The three main types of colitis that should be considered are colitis associated with inflammatory bowel disease, ischaemic colitis and an infective colitis.
It would be wise to see if the was a past or family history of inflammatory bowel disease. Ischaemic colitis may occur on a background of atherosclerosis, or may be due to cardio-arterial embolistaion, arterio-arterial embolisation, or may occur consequent to a small vessel occlusion due to vasculitis or disseminated intravascular coagulation. Infective colitis is seen mainly as a pseudomembranous colitis due to overgrowth of Clostridium Difficle in ill patients who have received antibiotics.
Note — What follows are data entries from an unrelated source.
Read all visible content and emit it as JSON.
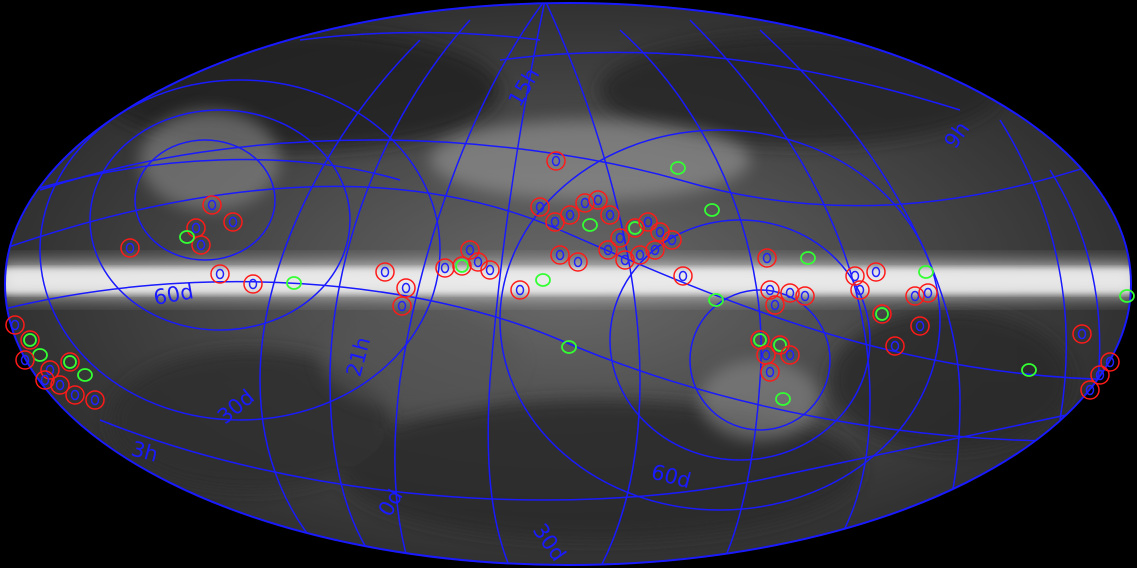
{
  "map": {
    "projection": "mollweide",
    "background_color": "#000000",
    "grid_color": "#1a1aff",
    "marker_colors": {
      "outer_ring": "#ff1a1a",
      "inner_ring": "#2222ff",
      "highlight_ring": "#33ff33"
    },
    "grid_labels": {
      "ra_15h": "15h",
      "ra_9h": "9h",
      "ra_21h": "21h",
      "ra_3h": "3h",
      "dec_60d_left": "60d",
      "dec_30d_left": "30d",
      "dec_0d": "0d",
      "dec_60d_right": "60d",
      "dec_30d_bottom": "30d"
    }
  }
}
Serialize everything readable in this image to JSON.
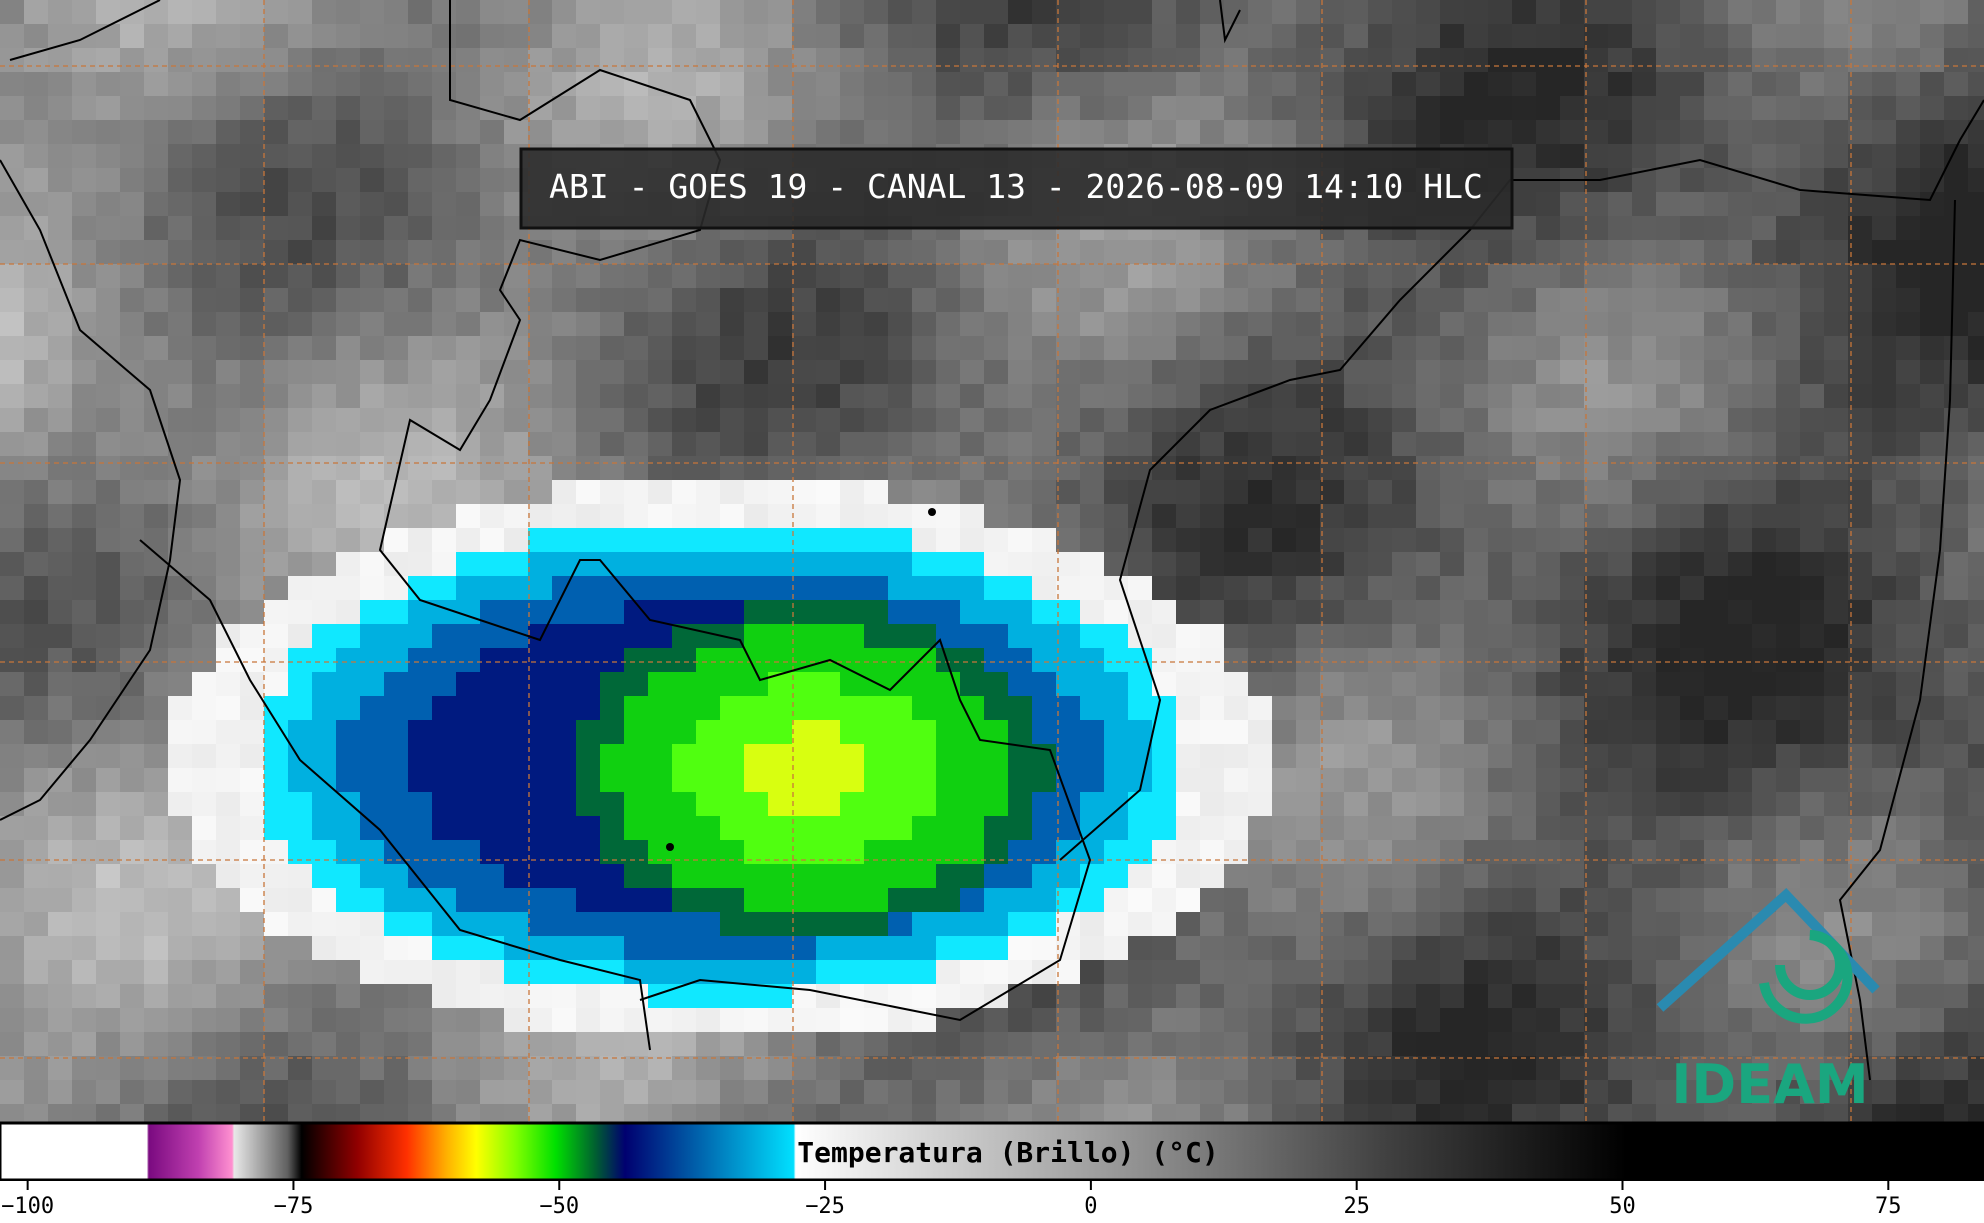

I would like to know more about the patients general condition in the previous few days, and if the patient has received antibiotics or are being treated with drugs that reduce intestinal blood flow.
One of the treatments of patients with a subarachnoid haemmorhage is hypertensive therapy in the form of ino-tropic drugs. The idea is to maximise the amount of blood flowing to the brain. These drugs reduce intestinal blood flow.
The pattern of distension in the bowel does not look like a sigmoid volvulus.
There is no evidence of constipation on the plain abdominal film.
The major cause of abdominal distension in patients being treated for non abdominal complaints is pseudo-obstruction where the intestine stops working. This slows the patients recovery and causes diagnostic confusion, with both abdominal complications of the underlying illness and its treatment and with pre-existing problems that only come to light during the course of the non-abdominal illness. What the real problem is, will become obvious with time. However close attention to basic principles will aid early identification of more serious problems so that appropriate treatment may be instigated.